Figure 1: Mergers of neutron stars are thought to have created many of the heavier elements in the Universe today. © ESO
Nuclear physicists at RIKEN have measured the mass of a neutron-rich nucleus of the element palladium to a greater accuracy than ever before1. When this mass is fed into models of merging neutron stars, it reproduces well the abundance of heavy nuclei found in the Solar System.
The Big Bang is thought to have only produced the three lightest elements: hydrogen, helium and lithium. The other 80 or so stable elements were formed through later processes such as supernovae, the death of low-mass stars, and nuclear fission induced by cosmic rays.
The mergers of neutron stars may have created a large proportion of heavy nuclei that contain 41 protons or more. They are conjectured to create new elements through nuclei capturing loose neutrons, followed by a neutron decaying into a proton and an electron through beta decay.

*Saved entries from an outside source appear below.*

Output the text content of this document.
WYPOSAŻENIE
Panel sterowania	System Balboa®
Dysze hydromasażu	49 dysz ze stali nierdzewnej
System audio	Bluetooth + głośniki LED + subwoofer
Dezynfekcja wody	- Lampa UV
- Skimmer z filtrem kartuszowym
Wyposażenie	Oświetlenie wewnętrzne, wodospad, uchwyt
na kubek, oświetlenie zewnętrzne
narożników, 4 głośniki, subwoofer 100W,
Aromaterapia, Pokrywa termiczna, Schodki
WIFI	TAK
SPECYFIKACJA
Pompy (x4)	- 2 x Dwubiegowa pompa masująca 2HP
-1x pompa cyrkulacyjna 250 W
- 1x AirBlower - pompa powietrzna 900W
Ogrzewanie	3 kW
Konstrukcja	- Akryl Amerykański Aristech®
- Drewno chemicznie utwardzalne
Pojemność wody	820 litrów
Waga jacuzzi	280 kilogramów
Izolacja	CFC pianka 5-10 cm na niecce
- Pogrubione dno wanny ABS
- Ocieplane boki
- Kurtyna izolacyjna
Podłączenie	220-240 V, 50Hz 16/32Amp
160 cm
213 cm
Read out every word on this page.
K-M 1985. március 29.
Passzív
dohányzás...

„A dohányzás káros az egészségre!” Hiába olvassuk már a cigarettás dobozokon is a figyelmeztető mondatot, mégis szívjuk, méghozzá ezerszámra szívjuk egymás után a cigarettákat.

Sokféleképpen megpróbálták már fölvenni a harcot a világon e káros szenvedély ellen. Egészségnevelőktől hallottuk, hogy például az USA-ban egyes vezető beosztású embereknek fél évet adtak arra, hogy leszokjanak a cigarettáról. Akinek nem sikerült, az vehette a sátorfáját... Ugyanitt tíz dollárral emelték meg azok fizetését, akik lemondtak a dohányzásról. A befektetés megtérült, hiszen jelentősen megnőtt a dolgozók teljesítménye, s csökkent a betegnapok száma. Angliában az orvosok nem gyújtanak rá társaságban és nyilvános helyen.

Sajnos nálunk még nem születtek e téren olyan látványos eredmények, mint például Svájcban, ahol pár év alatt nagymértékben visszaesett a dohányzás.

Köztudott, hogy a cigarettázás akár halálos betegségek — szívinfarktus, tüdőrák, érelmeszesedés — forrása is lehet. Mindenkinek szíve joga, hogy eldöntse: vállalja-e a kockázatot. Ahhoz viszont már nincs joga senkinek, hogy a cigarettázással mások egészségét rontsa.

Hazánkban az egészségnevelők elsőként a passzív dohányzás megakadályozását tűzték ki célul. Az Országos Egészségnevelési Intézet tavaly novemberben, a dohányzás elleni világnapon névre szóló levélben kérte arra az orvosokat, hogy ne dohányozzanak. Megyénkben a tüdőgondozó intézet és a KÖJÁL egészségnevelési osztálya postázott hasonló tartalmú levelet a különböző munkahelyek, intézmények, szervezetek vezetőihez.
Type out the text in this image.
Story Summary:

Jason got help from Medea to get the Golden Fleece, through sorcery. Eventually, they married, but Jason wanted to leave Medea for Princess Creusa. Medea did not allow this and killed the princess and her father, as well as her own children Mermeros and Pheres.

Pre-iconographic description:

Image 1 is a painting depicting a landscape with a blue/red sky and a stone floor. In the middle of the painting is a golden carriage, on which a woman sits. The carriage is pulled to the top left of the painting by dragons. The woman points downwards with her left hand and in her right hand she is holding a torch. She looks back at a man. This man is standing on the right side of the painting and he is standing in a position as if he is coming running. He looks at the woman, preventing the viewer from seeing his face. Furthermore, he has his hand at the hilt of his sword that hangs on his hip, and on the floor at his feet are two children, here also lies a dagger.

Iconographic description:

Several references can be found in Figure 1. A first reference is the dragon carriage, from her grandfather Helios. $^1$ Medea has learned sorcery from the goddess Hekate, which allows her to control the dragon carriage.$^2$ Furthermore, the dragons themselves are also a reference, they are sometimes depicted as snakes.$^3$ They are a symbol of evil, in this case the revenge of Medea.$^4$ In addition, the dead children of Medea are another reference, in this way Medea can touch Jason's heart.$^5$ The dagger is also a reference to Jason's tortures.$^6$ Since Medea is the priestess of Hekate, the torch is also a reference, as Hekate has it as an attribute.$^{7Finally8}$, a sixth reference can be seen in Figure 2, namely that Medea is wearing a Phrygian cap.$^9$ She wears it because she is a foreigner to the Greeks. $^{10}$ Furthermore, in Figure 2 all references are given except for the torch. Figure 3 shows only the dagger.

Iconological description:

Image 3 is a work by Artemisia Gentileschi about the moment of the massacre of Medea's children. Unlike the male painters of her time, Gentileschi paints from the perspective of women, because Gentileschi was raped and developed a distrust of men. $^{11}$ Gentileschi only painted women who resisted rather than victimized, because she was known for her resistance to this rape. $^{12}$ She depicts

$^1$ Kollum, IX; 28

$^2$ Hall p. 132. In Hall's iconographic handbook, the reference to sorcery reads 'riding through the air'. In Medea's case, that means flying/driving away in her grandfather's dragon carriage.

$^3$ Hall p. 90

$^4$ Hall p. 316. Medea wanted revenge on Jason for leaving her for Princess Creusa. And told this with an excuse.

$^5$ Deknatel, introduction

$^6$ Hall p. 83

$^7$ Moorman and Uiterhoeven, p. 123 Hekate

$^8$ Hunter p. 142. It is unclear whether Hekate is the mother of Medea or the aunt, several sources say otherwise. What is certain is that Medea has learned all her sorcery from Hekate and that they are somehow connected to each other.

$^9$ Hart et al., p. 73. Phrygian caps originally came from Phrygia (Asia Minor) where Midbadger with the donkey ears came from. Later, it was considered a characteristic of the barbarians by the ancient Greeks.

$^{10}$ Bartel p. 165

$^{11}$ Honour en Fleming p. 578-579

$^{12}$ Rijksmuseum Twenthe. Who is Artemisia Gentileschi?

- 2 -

A long-term aspiration of nuclear astrophysicists is to be able to reproduce the abundances of the elements that we see in the Universe today. But that requires precise knowledge of nuclear parameters including nuclear masses, which is challenging because many neutron-rich nuclei are highly unstable and have only fleeting existences.
"A big problem is that the abundances are very difficult to calculate because the nuclei involved in this process are unstable and so we don't know much about them," explains Sarah Naimi at the RIKEN Nishina Center for Accelerator-Based Science.
Sarah Naimi (left) and her co-workers have measured the mass of a neutron-rich nucleus of palladium and used it to reproduce solar abundance of nuclei with atomic numbers 122 and 123. © 2022 RIKEN
Now, Naimi and her co-workers have measured the mass of a palladium nucleus (46 protons) containing 77 neutrons to a higher accuracy than before and have used their measured value to estimate the abundances of heavy nuclei in the Solar System.
Since the half-lives of some unstable nuclei could be shorter than 10 milliseconds, the researchers developed an ultrafast measuring technique that was about 100 times faster than the conventional method.
But measurement speed wasn't the only advantage of the setup. "The uniqueness of our facility is that particles are pre-identified before being injected into the storage ring," explains Naimi. "Since we always know what we inject into the storage ring, we could measure neutron-rich nuclei with very short half-lives."
When the team dropped their measured value for the mass of the neutron-rich palladium nucleus into a model for element production via the neutron capture process, the estimates given by the model for the abundances of nuclei with 122 and 123 protons and neutrons were very close to observed abundances. "We were really surprised at how well our result reproduced the solar abundances of these elements," remarks Naimi.
The team now intends to use their method to measure the masses of nuclei with even shorter half-lives.